How can Wikipedia help? Jacobs proposed that we can use Wikipedia in our instruction sessions to discuss evaluation without relying on the old banking system of knowledge. She mentions that many of her students parrot back to her that you shouldn’t use Wikipedia is research because it is unreliable, anyone can change it, and the instructor prefers that they don’t cite it. Yet of course, many of the students and librarians admit they have recently used the resource. Since instructors frequently request in sessions that we address the “Wikipedia problem” Jacobs suggests that this is one of our moments to engage with critical pedagogy through the use of problem posing. Engaging in a dialog with our students about information on Wikipedia can help break up the binaries we have been teaching about information for decades. Having students discuss Wikipedia talk pages and to see the current debate over different topics clearly illustrates the ways in which information is not objective.

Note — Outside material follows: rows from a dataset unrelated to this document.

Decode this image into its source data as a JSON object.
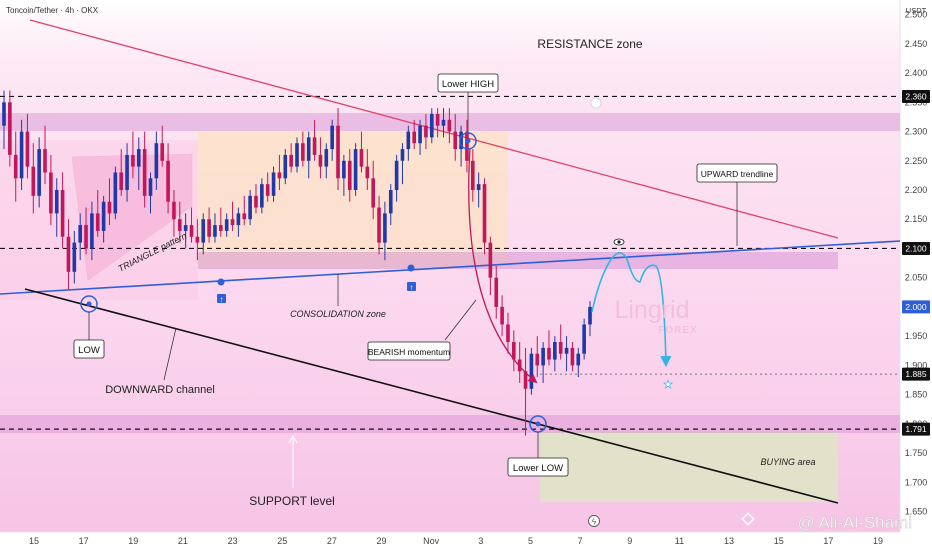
{
  "header": {
    "symbol_line": "Toncoin/Tether · 4h · OKX",
    "currency": "USDT"
  },
  "colors": {
    "up": "#1f3aa8",
    "down": "#c2185b",
    "resistance_line": "#e0436b",
    "upward_trendline": "#2f5fd8",
    "channel_line": "#111111",
    "projection": "#33b5e5",
    "bearish_arrow": "#c2185b",
    "zone_band": "#d48fd4",
    "consolidation_fill": "#fde2c4",
    "buying_area_fill": "#dfe3c6"
  },
  "chart_data": {
    "type": "candlestick",
    "ylim": [
      1.615,
      2.525
    ],
    "y_ticks": [
      2.5,
      2.45,
      2.4,
      2.35,
      2.3,
      2.25,
      2.2,
      2.15,
      2.1,
      2.05,
      2.0,
      1.95,
      1.9,
      1.85,
      1.8,
      1.75,
      1.7,
      1.65
    ],
    "x_ticks": [
      "15",
      "17",
      "19",
      "21",
      "23",
      "25",
      "27",
      "29",
      "Nov",
      "3",
      "5",
      "7",
      "9",
      "11",
      "13",
      "15",
      "17",
      "19"
    ],
    "price_labels": [
      "2.360",
      "2.100",
      "2.000",
      "1.885",
      "1.791"
    ],
    "current_price": "2.000",
    "levels": [
      {
        "name": "resistance-level",
        "value": 2.36
      },
      {
        "name": "trendline-level",
        "value": 2.1
      },
      {
        "name": "target-level",
        "value": 1.885
      },
      {
        "name": "support-level",
        "value": 1.791
      }
    ],
    "candles": [
      {
        "o": 2.31,
        "h": 2.37,
        "l": 2.27,
        "c": 2.35
      },
      {
        "o": 2.35,
        "h": 2.37,
        "l": 2.24,
        "c": 2.26
      },
      {
        "o": 2.26,
        "h": 2.3,
        "l": 2.18,
        "c": 2.22
      },
      {
        "o": 2.22,
        "h": 2.32,
        "l": 2.2,
        "c": 2.3
      },
      {
        "o": 2.3,
        "h": 2.33,
        "l": 2.22,
        "c": 2.24
      },
      {
        "o": 2.24,
        "h": 2.28,
        "l": 2.16,
        "c": 2.19
      },
      {
        "o": 2.19,
        "h": 2.29,
        "l": 2.17,
        "c": 2.27
      },
      {
        "o": 2.27,
        "h": 2.31,
        "l": 2.21,
        "c": 2.23
      },
      {
        "o": 2.23,
        "h": 2.26,
        "l": 2.14,
        "c": 2.16
      },
      {
        "o": 2.16,
        "h": 2.22,
        "l": 2.12,
        "c": 2.2
      },
      {
        "o": 2.2,
        "h": 2.23,
        "l": 2.1,
        "c": 2.12
      },
      {
        "o": 2.12,
        "h": 2.15,
        "l": 2.03,
        "c": 2.06
      },
      {
        "o": 2.06,
        "h": 2.13,
        "l": 2.04,
        "c": 2.11
      },
      {
        "o": 2.11,
        "h": 2.16,
        "l": 2.08,
        "c": 2.14
      },
      {
        "o": 2.14,
        "h": 2.17,
        "l": 2.09,
        "c": 2.1
      },
      {
        "o": 2.1,
        "h": 2.18,
        "l": 2.08,
        "c": 2.16
      },
      {
        "o": 2.16,
        "h": 2.2,
        "l": 2.12,
        "c": 2.13
      },
      {
        "o": 2.13,
        "h": 2.19,
        "l": 2.11,
        "c": 2.18
      },
      {
        "o": 2.18,
        "h": 2.22,
        "l": 2.14,
        "c": 2.16
      },
      {
        "o": 2.16,
        "h": 2.24,
        "l": 2.15,
        "c": 2.23
      },
      {
        "o": 2.23,
        "h": 2.27,
        "l": 2.19,
        "c": 2.2
      },
      {
        "o": 2.2,
        "h": 2.28,
        "l": 2.18,
        "c": 2.26
      },
      {
        "o": 2.26,
        "h": 2.3,
        "l": 2.22,
        "c": 2.24
      },
      {
        "o": 2.24,
        "h": 2.29,
        "l": 2.2,
        "c": 2.27
      },
      {
        "o": 2.27,
        "h": 2.3,
        "l": 2.17,
        "c": 2.19
      },
      {
        "o": 2.19,
        "h": 2.23,
        "l": 2.16,
        "c": 2.22
      },
      {
        "o": 2.22,
        "h": 2.3,
        "l": 2.2,
        "c": 2.28
      },
      {
        "o": 2.28,
        "h": 2.31,
        "l": 2.24,
        "c": 2.25
      },
      {
        "o": 2.25,
        "h": 2.28,
        "l": 2.16,
        "c": 2.18
      },
      {
        "o": 2.18,
        "h": 2.2,
        "l": 2.12,
        "c": 2.15
      },
      {
        "o": 2.15,
        "h": 2.18,
        "l": 2.11,
        "c": 2.13
      },
      {
        "o": 2.13,
        "h": 2.16,
        "l": 2.1,
        "c": 2.14
      },
      {
        "o": 2.14,
        "h": 2.17,
        "l": 2.11,
        "c": 2.12
      },
      {
        "o": 2.12,
        "h": 2.15,
        "l": 2.08,
        "c": 2.11
      },
      {
        "o": 2.11,
        "h": 2.16,
        "l": 2.09,
        "c": 2.15
      },
      {
        "o": 2.15,
        "h": 2.17,
        "l": 2.11,
        "c": 2.12
      },
      {
        "o": 2.12,
        "h": 2.16,
        "l": 2.11,
        "c": 2.14
      },
      {
        "o": 2.14,
        "h": 2.17,
        "l": 2.12,
        "c": 2.13
      },
      {
        "o": 2.13,
        "h": 2.16,
        "l": 2.12,
        "c": 2.15
      },
      {
        "o": 2.15,
        "h": 2.18,
        "l": 2.13,
        "c": 2.14
      },
      {
        "o": 2.14,
        "h": 2.17,
        "l": 2.12,
        "c": 2.16
      },
      {
        "o": 2.16,
        "h": 2.19,
        "l": 2.14,
        "c": 2.15
      },
      {
        "o": 2.15,
        "h": 2.2,
        "l": 2.14,
        "c": 2.19
      },
      {
        "o": 2.19,
        "h": 2.21,
        "l": 2.16,
        "c": 2.17
      },
      {
        "o": 2.17,
        "h": 2.22,
        "l": 2.16,
        "c": 2.21
      },
      {
        "o": 2.21,
        "h": 2.23,
        "l": 2.18,
        "c": 2.19
      },
      {
        "o": 2.19,
        "h": 2.24,
        "l": 2.18,
        "c": 2.23
      },
      {
        "o": 2.23,
        "h": 2.26,
        "l": 2.2,
        "c": 2.22
      },
      {
        "o": 2.22,
        "h": 2.27,
        "l": 2.21,
        "c": 2.26
      },
      {
        "o": 2.26,
        "h": 2.28,
        "l": 2.23,
        "c": 2.24
      },
      {
        "o": 2.24,
        "h": 2.29,
        "l": 2.23,
        "c": 2.28
      },
      {
        "o": 2.28,
        "h": 2.3,
        "l": 2.24,
        "c": 2.25
      },
      {
        "o": 2.25,
        "h": 2.3,
        "l": 2.22,
        "c": 2.29
      },
      {
        "o": 2.29,
        "h": 2.32,
        "l": 2.25,
        "c": 2.26
      },
      {
        "o": 2.26,
        "h": 2.29,
        "l": 2.22,
        "c": 2.24
      },
      {
        "o": 2.24,
        "h": 2.28,
        "l": 2.22,
        "c": 2.27
      },
      {
        "o": 2.27,
        "h": 2.32,
        "l": 2.25,
        "c": 2.31
      },
      {
        "o": 2.31,
        "h": 2.34,
        "l": 2.2,
        "c": 2.22
      },
      {
        "o": 2.22,
        "h": 2.26,
        "l": 2.19,
        "c": 2.25
      },
      {
        "o": 2.25,
        "h": 2.27,
        "l": 2.18,
        "c": 2.2
      },
      {
        "o": 2.2,
        "h": 2.28,
        "l": 2.19,
        "c": 2.27
      },
      {
        "o": 2.27,
        "h": 2.3,
        "l": 2.23,
        "c": 2.24
      },
      {
        "o": 2.24,
        "h": 2.27,
        "l": 2.2,
        "c": 2.22
      },
      {
        "o": 2.22,
        "h": 2.25,
        "l": 2.15,
        "c": 2.17
      },
      {
        "o": 2.17,
        "h": 2.19,
        "l": 2.09,
        "c": 2.11
      },
      {
        "o": 2.11,
        "h": 2.18,
        "l": 2.08,
        "c": 2.16
      },
      {
        "o": 2.16,
        "h": 2.21,
        "l": 2.14,
        "c": 2.2
      },
      {
        "o": 2.2,
        "h": 2.26,
        "l": 2.18,
        "c": 2.25
      },
      {
        "o": 2.25,
        "h": 2.28,
        "l": 2.21,
        "c": 2.27
      },
      {
        "o": 2.27,
        "h": 2.31,
        "l": 2.25,
        "c": 2.3
      },
      {
        "o": 2.3,
        "h": 2.32,
        "l": 2.27,
        "c": 2.28
      },
      {
        "o": 2.28,
        "h": 2.32,
        "l": 2.26,
        "c": 2.31
      },
      {
        "o": 2.31,
        "h": 2.33,
        "l": 2.27,
        "c": 2.29
      },
      {
        "o": 2.29,
        "h": 2.34,
        "l": 2.28,
        "c": 2.33
      },
      {
        "o": 2.33,
        "h": 2.34,
        "l": 2.29,
        "c": 2.31
      },
      {
        "o": 2.31,
        "h": 2.34,
        "l": 2.29,
        "c": 2.32
      },
      {
        "o": 2.32,
        "h": 2.34,
        "l": 2.28,
        "c": 2.3
      },
      {
        "o": 2.3,
        "h": 2.33,
        "l": 2.25,
        "c": 2.27
      },
      {
        "o": 2.27,
        "h": 2.31,
        "l": 2.24,
        "c": 2.3
      },
      {
        "o": 2.3,
        "h": 2.32,
        "l": 2.23,
        "c": 2.25
      },
      {
        "o": 2.25,
        "h": 2.27,
        "l": 2.18,
        "c": 2.2
      },
      {
        "o": 2.2,
        "h": 2.23,
        "l": 2.17,
        "c": 2.21
      },
      {
        "o": 2.21,
        "h": 2.22,
        "l": 2.09,
        "c": 2.11
      },
      {
        "o": 2.11,
        "h": 2.12,
        "l": 2.02,
        "c": 2.05
      },
      {
        "o": 2.05,
        "h": 2.07,
        "l": 1.98,
        "c": 2.0
      },
      {
        "o": 2.0,
        "h": 2.02,
        "l": 1.95,
        "c": 1.97
      },
      {
        "o": 1.97,
        "h": 1.99,
        "l": 1.92,
        "c": 1.94
      },
      {
        "o": 1.94,
        "h": 1.96,
        "l": 1.89,
        "c": 1.91
      },
      {
        "o": 1.91,
        "h": 1.94,
        "l": 1.87,
        "c": 1.89
      },
      {
        "o": 1.89,
        "h": 1.93,
        "l": 1.78,
        "c": 1.86
      },
      {
        "o": 1.86,
        "h": 1.93,
        "l": 1.85,
        "c": 1.92
      },
      {
        "o": 1.92,
        "h": 1.95,
        "l": 1.88,
        "c": 1.9
      },
      {
        "o": 1.9,
        "h": 1.94,
        "l": 1.87,
        "c": 1.93
      },
      {
        "o": 1.93,
        "h": 1.96,
        "l": 1.9,
        "c": 1.91
      },
      {
        "o": 1.91,
        "h": 1.95,
        "l": 1.89,
        "c": 1.94
      },
      {
        "o": 1.94,
        "h": 1.97,
        "l": 1.91,
        "c": 1.92
      },
      {
        "o": 1.92,
        "h": 1.95,
        "l": 1.89,
        "c": 1.93
      },
      {
        "o": 1.93,
        "h": 1.94,
        "l": 1.89,
        "c": 1.9
      },
      {
        "o": 1.9,
        "h": 1.93,
        "l": 1.88,
        "c": 1.92
      },
      {
        "o": 1.92,
        "h": 1.98,
        "l": 1.91,
        "c": 1.97
      },
      {
        "o": 1.97,
        "h": 2.01,
        "l": 1.95,
        "c": 2.0
      }
    ]
  },
  "annotations": {
    "resistance_zone": "RESISTANCE zone",
    "lower_high": "Lower HIGH",
    "upward_trendline": "UPWARD trendline",
    "triangle_pattern": "TRIANGLE pattern",
    "consolidation_zone": "CONSOLIDATION zone",
    "bearish_momentum": "BEARISH momentum",
    "low": "LOW",
    "downward_channel": "DOWNWARD channel",
    "lower_low": "Lower LOW",
    "buying_area": "BUYING area",
    "support_level": "SUPPORT level"
  },
  "watermark": {
    "logo_text": "Lingrid",
    "logo_sub": "FOREX",
    "author": "@ Ali-Al-Shami"
  }
}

What is considered a valid reference and fact is always up for debate. This scholarly debate on Wikipedia forums can highlight the same issues we face with more “scholarly” resources in our collections, especially other encyclopedias. Posing these questions to students and acting as a co-investigator of Wikipedia will still accomplish what that instructor asked for. Yes, you have been able to show why you may not want to cite Wikipedia in your college level research paper. At the same time you’ve hopefully arrived at a more complex understanding of what is reliable information with your students than simply having them repeat the usual Wikipedia argument.
I will be teaching a library instruction session on Tuesday where the instructor has asked me to talk about the “pitfall of Wikipedia” in response to a plagiarism issues they’ve had earlier in the semester. I look forward to seeing if the sort of discussion recommended by Jacobs is more fruitful than previous renditions of the Wikipedia talk I’ve given.
References
- Jacobs, H. (2010).“Posing the Wikipedia “Problem”: Information Literacy and the Praxis of Problem- Posing in Library Instruction” In Accardi, M. T., Drabinski, E., & Kumbier, A., Critical library instruction: theories and methods. Duluth, Minn: Library Juice Press.
- Seale, M. (2010). “Information Literacy Standards and the Politics of Knowledge Production: Using User- Generated Content to Incorporate Critical Pedagogy” In Accardi, M. T., Drabinski, E., & Kumbier, A., Critical library instruction: theories and methods. Duluth, Minn: Library Juice Press.